One resolution that's always broken is the conversion of Holliday junctions into linear duplex products. These four-stranded DNA crossover structures (see illustration), which are formed during DNA recombination and repair, are 'resolved' by the simultaneous introduction of breaks into two opposite strands. Several structure-specific endonucleases — 'resolvases' — are known to do this job in prokaryotes, but similar activities have been surprisingly difficult to pin down in eukaryotic cells.

Enter MUS81. Two new papers show that this endonuclease is an essential component of a resolvase activity in fission yeast and human cells. What's more, MUS81 seems to have evolved specifically to cope with the problems caused by stalled replication forks.

Fission yeast mus81 was first described as a protein that associates with the replication checkpoint kinase cds1. It is related to the XPF subunit of the XPF–ERCC1 complex — a structure-specific endonuclease involved in nucleotide excision repair. Because XPF acts as part of a complex, Paul Russell and colleagues wondered whether the same might be true for mus81, and they report in Cell that it is.

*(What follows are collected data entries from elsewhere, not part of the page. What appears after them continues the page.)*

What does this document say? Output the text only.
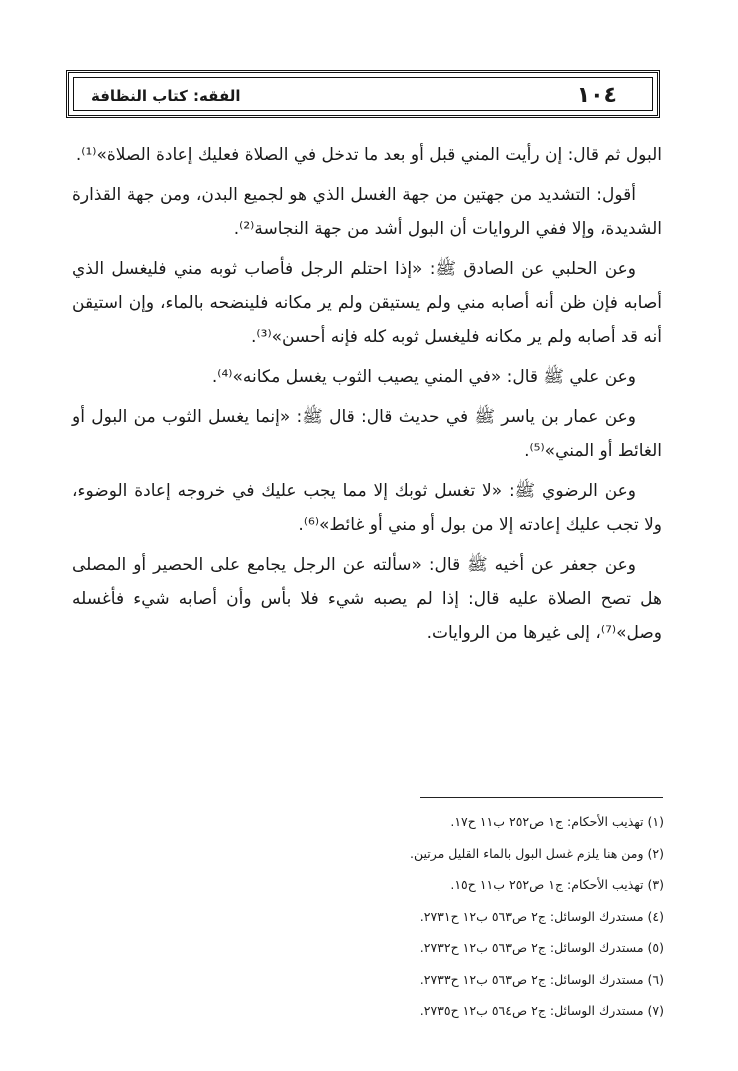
١٠٤
الفقه: كتاب النظافة

البول ثم قال: إن رأيت المني قبل أو بعد ما تدخل في الصلاة فعليك إعادة الصلاة»⁽¹⁾.

أقول: التشديد من جهتين من جهة الغسل الذي هو لجميع البدن، ومن جهة القذارة الشديدة، وإلا ففي الروايات أن البول أشد من جهة النجاسة⁽²⁾.

وعن الحلبي عن الصادق ﷺ: «إذا احتلم الرجل فأصاب ثوبه مني فليغسل الذي أصابه فإن ظن أنه أصابه مني ولم يستيقن ولم ير مكانه فلينضحه بالماء، وإن استيقن أنه قد أصابه ولم ير مكانه فليغسل ثوبه كله فإنه أحسن»⁽³⁾.

وعن علي ﷺ قال: «في المني يصيب الثوب يغسل مكانه»⁽⁴⁾.

وعن عمار بن ياسر ﷺ في حديث قال: قال ﷺ: «إنما يغسل الثوب من البول أو الغائط أو المني»⁽⁵⁾.

وعن الرضوي ﷺ: «لا تغسل ثوبك إلا مما يجب عليك في خروجه إعادة الوضوء، ولا تجب عليك إعادته إلا من بول أو مني أو غائط»⁽⁶⁾.

وعن جعفر عن أخيه ﷺ قال: «سألته عن الرجل يجامع على الحصير أو المصلى هل تصح الصلاة عليه قال: إذا لم يصبه شيء فلا بأس وأن أصابه شيء فأغسله وصل»⁽⁷⁾، إلى غيرها من الروايات.

(١) تهذيب الأحكام: ج١ ص٢٥٢ ب١١ ح١٧.
(٢) ومن هنا يلزم غسل البول بالماء القليل مرتين.
(٣) تهذيب الأحكام: ج١ ص٢٥٢ ب١١ ح١٥.
(٤) مستدرك الوسائل: ج٢ ص٥٦٣ ب١٢ ح٢٧٣١.
(٥) مستدرك الوسائل: ج٢ ص٥٦٣ ب١٢ ح٢٧٣٢.
(٦) مستدرك الوسائل: ج٢ ص٥٦٣ ب١٢ ح٢٧٣٣.
(٧) مستدرك الوسائل: ج٢ ص٥٦٤ ب١٢ ح٢٧٣٥.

Using two different approaches, Russell and co-workers identified eme1 (for 'essential meiotic endonuclease 1') as a new binding partner for mus81. Genetic analyses revealed that mus81 and eme1 act in the same pathway of resistance to UV damage, and that they are also required during meiosis. These studies indicated that the meiotic defect might be due to failure of the chromosomes to segregate properly, which could, in turn, be due to unresolved recombination intermediates — such as Holliday junctions.

To test this possibility, the authors expressed a bacterial Holliday junction resolvase called RusA in mus81 mutants. This was enough to correct the meiotic defect in most cases, and it was dependent on the endonuclease activity of RusA. Consistent with this, the predicted endonuclease active site of mus81 was found to be essential for activity.

Finally, Russell and colleagues used synthetic Holliday junctions (made by annealing oligonucleotides) to show that an affinity-purified mus81–eme1 complex acts as a resolvase in vitro. Like the previously characterized bacterial resolvases, mus81–eme1 introduces paired incisions on opposing strands of the X-structure to form linear duplex products. However, unlike them, it cuts only 5′ to a double-strand/single-strand junction — the bacterial resolvases have no such requirement.

Russell's group next teamed up with Clare McGowan and co-workers to clone the human homologue of mus81. They report in Molecular Cell that, like the yeast protein, human MUS81 interacts with CDS1. Levels of MUS81 are increased in cells that are exposed to DNA-damaging agents (γ-irradiation or UV) and to hydroxyurea, which interrupts DNA replication. Given that some UV-induced lesions are also thought to block progression of replication forks, the observed increase in MUS81 could, say the authors, indicate “a role in cellular responses to blocked DNA replication”.

The authors next asked whether, like its yeast counterpart, MUS81 has a structure-specific endonuclease activity. They incubated synthetic junctions with MUS81 immunoprecipitates from HeLa cells, and observed the formation of defined cleavage products. The pattern of cleavage was consistent with the hypothesis that MUS81 cleaves on opposite strands, close to the double-strand/single-strand junction. But as MUS81 elutes from a gel-filtration column at a higher molecular weight than the monomeric protein, the authors believe that it probably functions as a heterodimer. Identifying its partner — possibly a human eme1 homologue? — will be one of the next steps.